Father involvement is positively correlated with children’s overall social competence, social initiative, social maturity, and capacity for relatedness with others. This impact begins early in child development. For example, Kato, Ishii-Kuntz, Makino, and Tsuchiya (2002) found a direct influence on men’s participation in childcare for children’s pro-social development among three-year-olds. Children of involved fathers are more likely to have positive peer relations and be popular and well-liked. Their peer relations are typified by less negativity, less aggression, less conflict, more reciprocity, more generosity, and more positive friendship qualities. Adolescents who are securely attached to their fathers report less conflict in their interactions with peers. Furthermore, fathers’ levels of direct involvement are positively related to adolescents’ friendship and peer experiences. Conversely, negative paternal affect such as high levels of hostility had significant direct and indirect effects on adolescents' negative social behavior, which in turn predicted decreased peer acceptance.

4) physical health

Fathers can indirectly influence the physical health and well-being of their children by facilitating optimal health outcomes for mothers. When fathers are emotionally supportive of their spouses, wives are more likely to enjoy a greater sense of well-being, and good postpartum mental health has a relatively problem-free pregnancy, delivery process, and nursing experience, and maintain or adopt healthy pregnancy behaviors. Single mothers are twice as likely as married mothers to experience a bout of depression and experience higher levels of stress suggesting that fathers have a positive impact on mothers’ health and children’s well-being.

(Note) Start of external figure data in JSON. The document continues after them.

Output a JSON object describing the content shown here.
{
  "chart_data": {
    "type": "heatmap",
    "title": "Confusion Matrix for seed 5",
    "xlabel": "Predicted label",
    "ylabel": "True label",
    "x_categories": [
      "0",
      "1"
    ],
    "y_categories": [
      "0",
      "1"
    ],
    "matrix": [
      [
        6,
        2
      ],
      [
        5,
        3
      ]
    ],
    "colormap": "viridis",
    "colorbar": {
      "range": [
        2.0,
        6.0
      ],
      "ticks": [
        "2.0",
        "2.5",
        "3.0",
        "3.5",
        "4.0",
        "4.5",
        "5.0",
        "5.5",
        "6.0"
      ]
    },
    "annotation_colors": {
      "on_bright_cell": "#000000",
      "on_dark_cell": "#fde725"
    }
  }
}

5) decrease in negative child development outcomes 


Father involvement protects children from engaging in delinquent behavior (Harris et al., 1998), and is associated with less substance abuse among adolescents less delinquency, less drug use, truancy, and stealing. For example, father involvement when the youth was in 10th grade was associated with less problem behavior (drug use, delinquency, violent behavior) the next year, especially if the father provided school support. The relationship between peer drug use and adolescent marijuana use is attenuated by both closeness to the father and the perception that parents would catch them for major rule violations. Having a close, positive father-child relationship predicts a reduced risk of engagement in multiple, first-time risky behaviors. In addition, when fathers have a positive relationship with their children, the negative effect of having a father with an authoritarian or permissive parenting style on the increased risk of engaging in delinquent activity and substance use is reduced Bronte-Tinkew, Moore, & Carrano, 2006.


To conclude, I would like to assert that my experience with my dad has helped me to acquire many of the qualities evoked in this article. I felt fulfilled because of the example he has set for me as a dad and finally because of what he taught me. So it is always a good thing to have both parents raise their children together because each of them adds up many vital things to the life of their children that would have been found nowhere else except at home and in their family.